With the advent of Internet resources and e-books, page number references have become less useful. Further, Thoreau's Walden has appeared in countless editions over the decades, and each of these is paginated in a slightly different way.
Therefore, it is more helpful to identify the location of a passage in an alternate way. This quotation, beginning with “I went to the woods because I wished to live deliberately,” is found in the second chapter of Walden (entitled “Where I Lived, and What I Lived For”) in about the sixteenth paragraph.
Let's take a few moments to reflect on the meaning of this quotation, which tells us why Thoreau decided to leave society and live in the woods. He wishes, he says, “to live deliberately.” He wants to take control of his own life, to be conscious of every aspect of it, and to appreciate living while avoiding the distractions that can so easily creep in.

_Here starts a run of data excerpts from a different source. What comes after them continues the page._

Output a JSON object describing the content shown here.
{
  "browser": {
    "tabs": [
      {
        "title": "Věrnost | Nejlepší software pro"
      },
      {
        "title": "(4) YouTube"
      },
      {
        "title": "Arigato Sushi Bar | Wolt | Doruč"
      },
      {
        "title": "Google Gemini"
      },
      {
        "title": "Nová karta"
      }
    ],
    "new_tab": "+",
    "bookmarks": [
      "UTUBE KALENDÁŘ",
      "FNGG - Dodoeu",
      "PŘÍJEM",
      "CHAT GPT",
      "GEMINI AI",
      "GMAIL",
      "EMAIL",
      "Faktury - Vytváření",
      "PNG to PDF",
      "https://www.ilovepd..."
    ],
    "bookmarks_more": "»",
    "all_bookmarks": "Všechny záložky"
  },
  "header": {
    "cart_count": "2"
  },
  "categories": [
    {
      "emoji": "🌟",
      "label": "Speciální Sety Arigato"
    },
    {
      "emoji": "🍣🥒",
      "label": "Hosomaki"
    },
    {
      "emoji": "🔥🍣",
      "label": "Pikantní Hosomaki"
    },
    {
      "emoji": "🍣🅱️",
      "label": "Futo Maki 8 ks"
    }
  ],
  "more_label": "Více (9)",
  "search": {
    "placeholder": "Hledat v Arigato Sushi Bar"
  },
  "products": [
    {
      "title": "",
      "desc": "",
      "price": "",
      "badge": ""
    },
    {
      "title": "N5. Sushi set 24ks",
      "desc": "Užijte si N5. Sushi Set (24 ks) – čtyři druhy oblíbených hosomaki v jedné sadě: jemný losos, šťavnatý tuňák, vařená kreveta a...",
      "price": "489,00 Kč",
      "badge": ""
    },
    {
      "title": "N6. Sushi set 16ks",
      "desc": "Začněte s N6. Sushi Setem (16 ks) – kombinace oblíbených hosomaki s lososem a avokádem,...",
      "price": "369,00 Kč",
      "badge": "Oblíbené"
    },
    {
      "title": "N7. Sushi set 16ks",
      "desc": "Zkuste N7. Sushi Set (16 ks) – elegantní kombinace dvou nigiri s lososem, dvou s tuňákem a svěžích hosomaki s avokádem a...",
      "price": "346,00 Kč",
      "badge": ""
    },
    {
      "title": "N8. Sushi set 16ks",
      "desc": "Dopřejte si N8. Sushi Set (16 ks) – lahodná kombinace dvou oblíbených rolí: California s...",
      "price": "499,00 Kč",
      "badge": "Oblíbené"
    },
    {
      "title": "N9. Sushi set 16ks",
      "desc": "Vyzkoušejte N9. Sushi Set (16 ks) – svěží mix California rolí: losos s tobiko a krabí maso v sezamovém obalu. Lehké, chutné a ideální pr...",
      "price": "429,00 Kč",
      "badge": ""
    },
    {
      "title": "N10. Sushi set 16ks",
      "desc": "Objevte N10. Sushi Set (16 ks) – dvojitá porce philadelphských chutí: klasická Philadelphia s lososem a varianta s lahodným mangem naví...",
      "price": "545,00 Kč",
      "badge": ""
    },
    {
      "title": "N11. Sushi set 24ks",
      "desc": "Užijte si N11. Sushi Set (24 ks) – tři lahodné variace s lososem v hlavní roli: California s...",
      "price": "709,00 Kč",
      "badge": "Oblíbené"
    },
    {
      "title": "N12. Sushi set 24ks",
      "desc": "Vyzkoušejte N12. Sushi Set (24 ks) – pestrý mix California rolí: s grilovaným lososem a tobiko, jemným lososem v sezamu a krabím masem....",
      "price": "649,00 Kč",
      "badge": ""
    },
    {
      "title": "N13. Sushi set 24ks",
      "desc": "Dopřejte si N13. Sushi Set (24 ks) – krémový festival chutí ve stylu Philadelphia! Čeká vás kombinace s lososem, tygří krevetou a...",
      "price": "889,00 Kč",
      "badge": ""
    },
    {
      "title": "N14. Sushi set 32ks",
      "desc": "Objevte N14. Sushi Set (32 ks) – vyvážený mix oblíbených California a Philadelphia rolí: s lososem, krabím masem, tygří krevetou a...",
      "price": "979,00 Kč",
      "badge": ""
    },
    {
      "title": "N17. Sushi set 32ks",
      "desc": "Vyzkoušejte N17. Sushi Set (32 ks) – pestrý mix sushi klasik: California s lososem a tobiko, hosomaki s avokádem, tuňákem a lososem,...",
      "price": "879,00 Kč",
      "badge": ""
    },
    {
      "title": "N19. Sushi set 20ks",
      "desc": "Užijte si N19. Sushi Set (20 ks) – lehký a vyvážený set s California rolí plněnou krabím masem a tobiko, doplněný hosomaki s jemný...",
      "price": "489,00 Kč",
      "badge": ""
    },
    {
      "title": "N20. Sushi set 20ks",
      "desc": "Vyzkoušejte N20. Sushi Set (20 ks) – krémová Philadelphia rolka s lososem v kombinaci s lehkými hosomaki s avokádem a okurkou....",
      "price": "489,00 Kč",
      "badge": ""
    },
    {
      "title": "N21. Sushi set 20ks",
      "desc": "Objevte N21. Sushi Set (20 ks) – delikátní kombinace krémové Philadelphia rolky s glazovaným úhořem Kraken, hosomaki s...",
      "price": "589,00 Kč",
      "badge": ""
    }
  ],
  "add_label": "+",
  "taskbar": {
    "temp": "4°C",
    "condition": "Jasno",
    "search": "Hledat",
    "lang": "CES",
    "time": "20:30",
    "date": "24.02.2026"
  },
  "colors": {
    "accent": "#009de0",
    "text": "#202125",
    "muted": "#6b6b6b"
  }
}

Further, Thoreau wants to focus on the “essential facts of life,” what is really important rather than all the little, insignificant details that can grasp our minds and hearts and pull us away from the basics. Thoreau wants to get back to the basics.
Thoreau also wants to learn from his life. He wants to take time for reflection, to ponder his experiences so far and draw out lessons from them. This is difficult to do when one is busy with many things, so Thoreau will set aside much of his activity and sit quietly and learn.
Finally, Thoreau wants to make sure that he is truly living. He does not want to reach the end of his life and find himself filled with regret at all the opportunities he has lost. He wants to plunge himself into life and discover what it is really about before he dies.